Gael Neira González, el jovencísimo colegiado de 14 años que fue agredido por el padre de un jugador después de un partido de categoría infantil entre el Alerta Traviesas y el Ponteareas, todavía no ha decidido si seguirá arbitrando. Asegura que está muy afectado tras vivir su primer incidente en los cuatro años que lleva en la actividad e insiste en que todavía tiene miedo, aunque está recibiendo el apoyo y la solidaridad de todo el colectivo. Contrariamente a lo que sostiene Vicente Celeiro, técnico del Alerta, Gael Neira afirma que no ha mentido en la redacción de un acta en la que reflejó los graves insultos que le profirió el que fuera jugador del Deportivo y del Celta.

-¿Qué recuerda de los hechos?

-Le entregué la llave a los de la cantina y nada más bajar las escaleras ya me tiraron una mochila, seguí bajando y me agarraron por el hombro y ahí fue cuando me pegaron una patada y me escupieron en la cara. Después un padre se echó a correr detrás de mí, pero lo agarró el entrenador.

-¿Tuvo protección por parte del Alerta?

-No.
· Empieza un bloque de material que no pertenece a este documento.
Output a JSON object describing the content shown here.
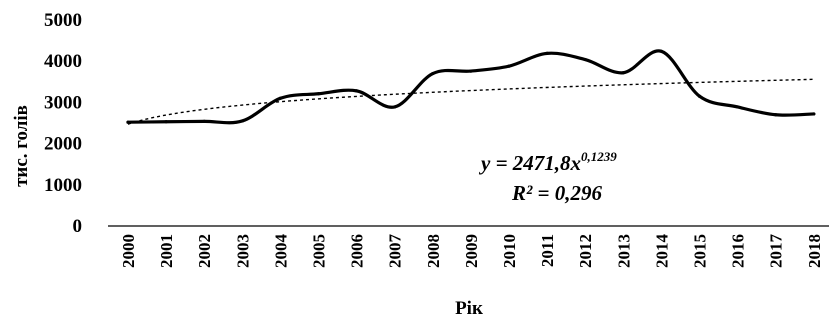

La situación era «sal y si te dan te jodes».

-¿Durante el partido había pasado algo?

-No hasta que el entrenador local reclamó un fuera de juego que no era claramente; me protesta y le enseño la segunda tarjeta. Al reanudarse el juego, la delegada del mismo equipo me insultó y también la tuve que expulsar. Después comenzó a insultarme una persona y su hijo, que era jugador, también se animó y tuve que echarlo.

-En el Alerta sostienen que el acta no refleja la realidad.

-Yo en un acta nunca mentí ni nunca mentiré. Solo puse lo que me dijeron ellos, nada más.

-Pero fue el desencadenante del altercado en vestuarios.

-La delegada al ver el acta vino y me agarró por el pecho. Me dijo que no me había llamado hijo de puta en el campo pero que me lo llamaba en el vestuario.

-¿El partido había estado caliente?

-En el campo, no; en la grada, cuando empezó el entrenador. Después ya se animaron los padres. El problema siempre son los padres, con los chavales no pasa nada.

-Anunció que iba a presentar denuncia, ¿lo ha hecho?

-Estoy esperando a saber el nombre del agresor para hacerlo.

-¿Es la primera vez que le pasa algo así?

-Una vez también tuve un problema con un padre, pero al final nada. Hace más o menos un año, en un partido de cadetes.

-¿Cuáles son los partidos más complicados que tiene?

-Yo pito de juveniles para abajo y nunca he tenido ningún problema, pero todo depende de los padres. En juveniles los padres ya no se meten tanto, pero en el resto más.

-¿Considera que este incidente es un hecho aislado?

-Hay tranquilidad. Llevo cuatro años arbitrando y esto se puede considerar como un hecho aislado.

-¿Va a seguir en el mundo del arbitraje o se lo está pensando?

-En estos momentos tengo miedo, aún no he decidido si voy a seguir arbitrando, pero tengo apoyo de todos mis compañeros y del colegio. Aún no sé qué decisión tomaré.

-¿Está muy afectado en el plano psicológico?

-Sí, muy afectado, pero también a nivel físico, porque tengo mucho dolor en el cuello y en la espalda.